Huawei is also rolling out optimizers as part of its residential package, which can help to counter the effects of shading by isolating the effects to just one module, rather than the whole system. They also allow for modules to be installed facing in different directions. Huawei’s smart PV optimizer can be mounted to the frame in the warehouse for easy installation, is waterproof (IP68) for outdoor installation, and allows for rapid module voltage shutdown – an important feature given safety regulations for residential PV systems in leading markets including the U.S.

Key markets

After the launch of residential products last year, Huawei initially maintained its focus on China and European markets. This year, however, launches are planned for other major residential markets, beginning with the U.S.: Huawei has announced a partnership in the U.S. with monitoring and data analytics firm Locus Energy – which will allow it to leverage data centers and other infrastructure within the country.

“Huawei’s FusionHome Smart Energy Solution is an important addition to the U.S. residential solar market,” said Locus Energy President Michael Herzig. “We are very excited to partner with Huawei on this initiative, and provide their customers with our monitoring platform, including our unique analytics offerings to help ensure system output is optimized.”

China’s interest in residential and distributed solar grew substantially in 2017, and this may also have been advantageous to Huawei’s plans. “In China, one of the interesting things is that the residential market is starting to take off: That was a key driver for many residential inverter suppliers in 2017,” explains Cormac Gilligan, Research Manager Solar and Energy Storage at IHS Markit. “What that means is that they will have achieved volumes in the hundreds of megawatts range – approaching 1 GW in some cases.
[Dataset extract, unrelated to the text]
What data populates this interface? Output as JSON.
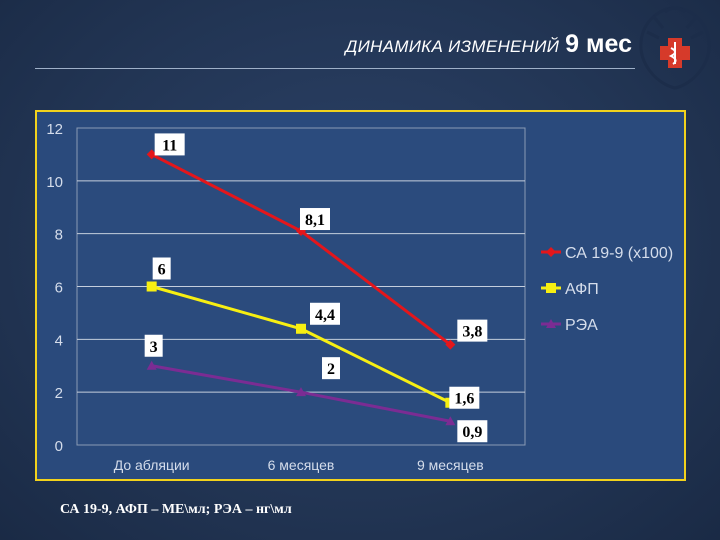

That will give them a nice cushion to internationalize. With a player such as Huawei, they can just pick out all the data, and look at where the big residential markets are.”

Changing tack

It is also important to note that operating in the residential sector requires very different methods of doing business in comparison to utility projects, where Huawei has already made a name for itself. “It’s a different customer base – you’re dealing more with distributors and installers, and thousands of systems,” explains Gilligan. “In these markets for residential you need to partner with big distributors – it can be very fragmented. Huawei, in terms of strategy, is going after what are perceived to be some of the big markets – Germany, Australia, the U.S., China.”

As Huawei moves into competition with established players in the residential sector, the company’s experience in consumer electronics could help it to gain an advantage. “Residential is almost like B2C, it’s more hands on than utilityscale,” adds Gilligan. “There is a higher quantity of customers to deal with, you need more people for sales, service, and installation, etc. Through its sister divisions in smartphone and telecoms, Huawei has a history in high volume customer-based approaches that it will be able to leverage. So far it’s early days, but they will have very aggressive targets.”